Thursday, June 29, 2006

Another Warning Against Writing for Free

Japan MPC Five Cents 1960

Writing for free is the single most powerful element destroying all possibilities of survival as a freelance writer, as once again pointed out in the excellent weekly email newsletter. Writers Weekly. A guest columnist provides an introduction and then passes along a few email messages he recently received commenting on his previous column on the same subject. All writers were opposed to giving away their writing skills for free, aside from one surprising exception, Tim Leffel.

In my previous spew concerning sites that offer to place your blog entries in publications to give you more "exposure," I indicated that I was not comfortable with the concept of opportunists feeding off my carcass without benefit of compensation.

But, since this write-for-free debate is such a tired standby, I sighed and said maybe I was becoming the crab on the block. What do you think? I asked. My mailbox overflowed!

One writer, who is a top-rated contributor to one of the sites mentioned, commented: "Although it's very nice to have a star by my name and be recognized for my superior writing prowess (gag, she adds), the articles haven't done a thing for me professionally. The only thing writing for free has done for me is gain me a reputation as a generous spirit - or sucker - depending on your vantage point."

"This ties to my pet peeve, trawling for legitimate writing job links and instead, finding several advertisements looking for writers for 'no pay,' just 'Coverage, Resume building!

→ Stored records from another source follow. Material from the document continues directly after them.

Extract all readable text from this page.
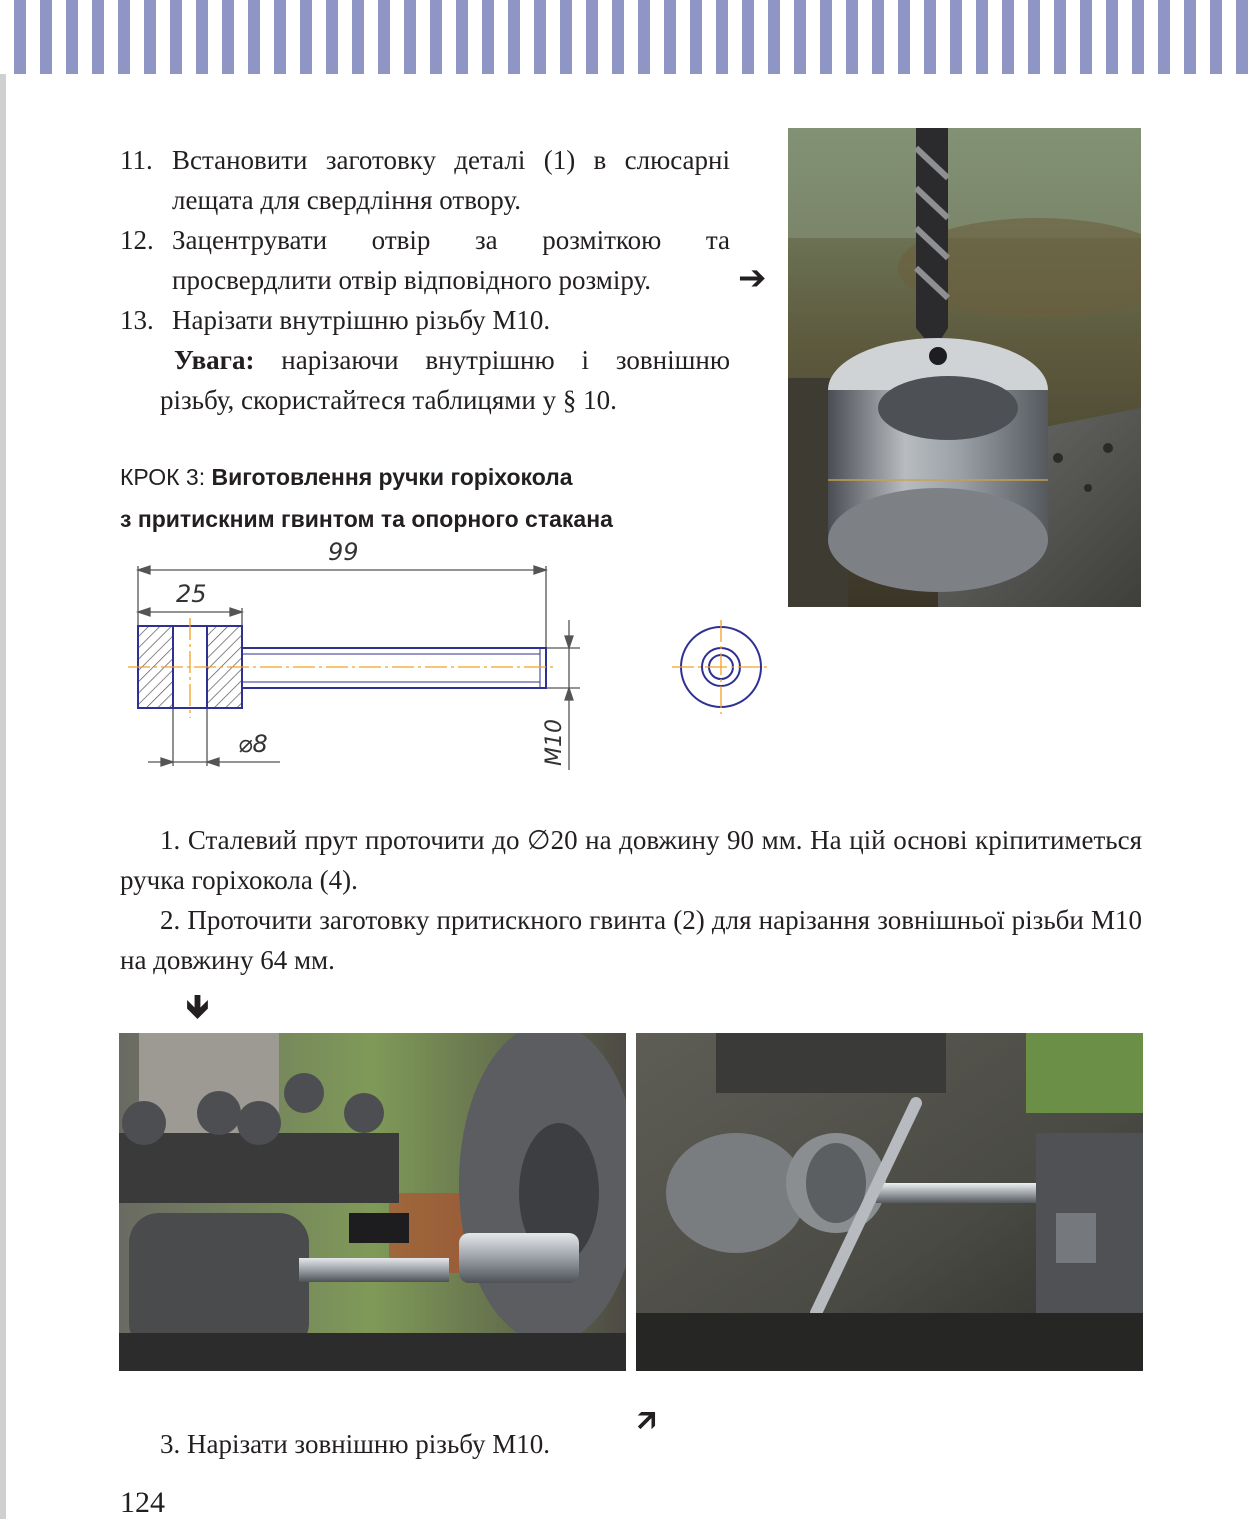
11. Встановити заготовку деталі (1) в слюсарні лещата для свердління отвору.
12. Зацентрувати отвір за розміткою та просвердлити отвір відповідного розміру.
13. Нарізати внутрішню різьбу М10.
Увага: нарізаючи внутрішню і зовнішню різьбу, скористайтеся таблицями у § 10.
➔
КРОК 3: Виготовлення ручки горіхокола
з притискним гвинтом та опорного стакана
99
25
⌀8	М10
1. Сталевий прут проточити до ∅20 на довжину 90 мм. На цій основі кріпитиметься ручка горіхокола (4).
2. Проточити заготовку притискного гвинта (2) для нарізання зовнішньої різьби М10 на довжину 64 мм.
🡻
🡭
3. Нарізати зовнішню різьбу М10.
124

Exposure!' ad nauseum," writes feng shui expert Katy Allgeyer ( "I actually emailed Craig himself. Much to my surprise, Craig emailed me back 20 minutes later and said they are working on the problem. I suggested they come up with another heading for these types of jobs. 'slave labor' comes to mind."

Betsy Crowfoot, a journalist and screenwriter for 11 years, says this controversy is being fueled by the existence of two camps: Those who are full-time writers and want/need to make a living at this profession, and those who want to be writers, but are making their living in another profession and don't rely on writing gigs to feed their children. (I would add those with working spouses to that list.) "Unfortunately," she says, "this gives editors/businesses the idea they don't have to pay writers or pay them on time."

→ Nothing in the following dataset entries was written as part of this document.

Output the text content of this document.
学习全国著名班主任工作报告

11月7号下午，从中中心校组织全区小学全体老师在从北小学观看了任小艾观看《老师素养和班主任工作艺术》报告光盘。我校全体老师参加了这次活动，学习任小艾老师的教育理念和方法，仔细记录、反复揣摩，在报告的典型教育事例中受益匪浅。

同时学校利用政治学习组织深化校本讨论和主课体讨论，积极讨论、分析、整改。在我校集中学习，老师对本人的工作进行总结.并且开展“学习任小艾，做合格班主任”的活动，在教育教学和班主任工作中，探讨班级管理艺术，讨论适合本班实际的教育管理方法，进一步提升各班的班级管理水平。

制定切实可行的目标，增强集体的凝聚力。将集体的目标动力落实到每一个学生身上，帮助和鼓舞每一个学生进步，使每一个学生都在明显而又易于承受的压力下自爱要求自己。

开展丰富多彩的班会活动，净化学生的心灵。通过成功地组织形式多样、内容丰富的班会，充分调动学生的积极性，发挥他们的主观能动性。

"I can't tell you the number of times I"ve had these robber barons try to blow smoke up my rump with their lines about how they have helped writers by ripping off their content," writes DeAnn Rossetti. "I just read an ad yesterday on Craigslist that said, 'Do it for the love of writing.' Ha!"

Continues Rossetti: "These same people pay for everything else on their site, the hosting service, the website layout, and I am sure they pay a doctor when he has taken care of them. I doubt they tell him that by taking care of their health concerns, he is getting good publicity!"

Writes Kevin Murphy, author of Degrees of Murder and other books, "The only 'freebies' I ever do are for no-budget community organizations of which I am a member - and I do very few of those."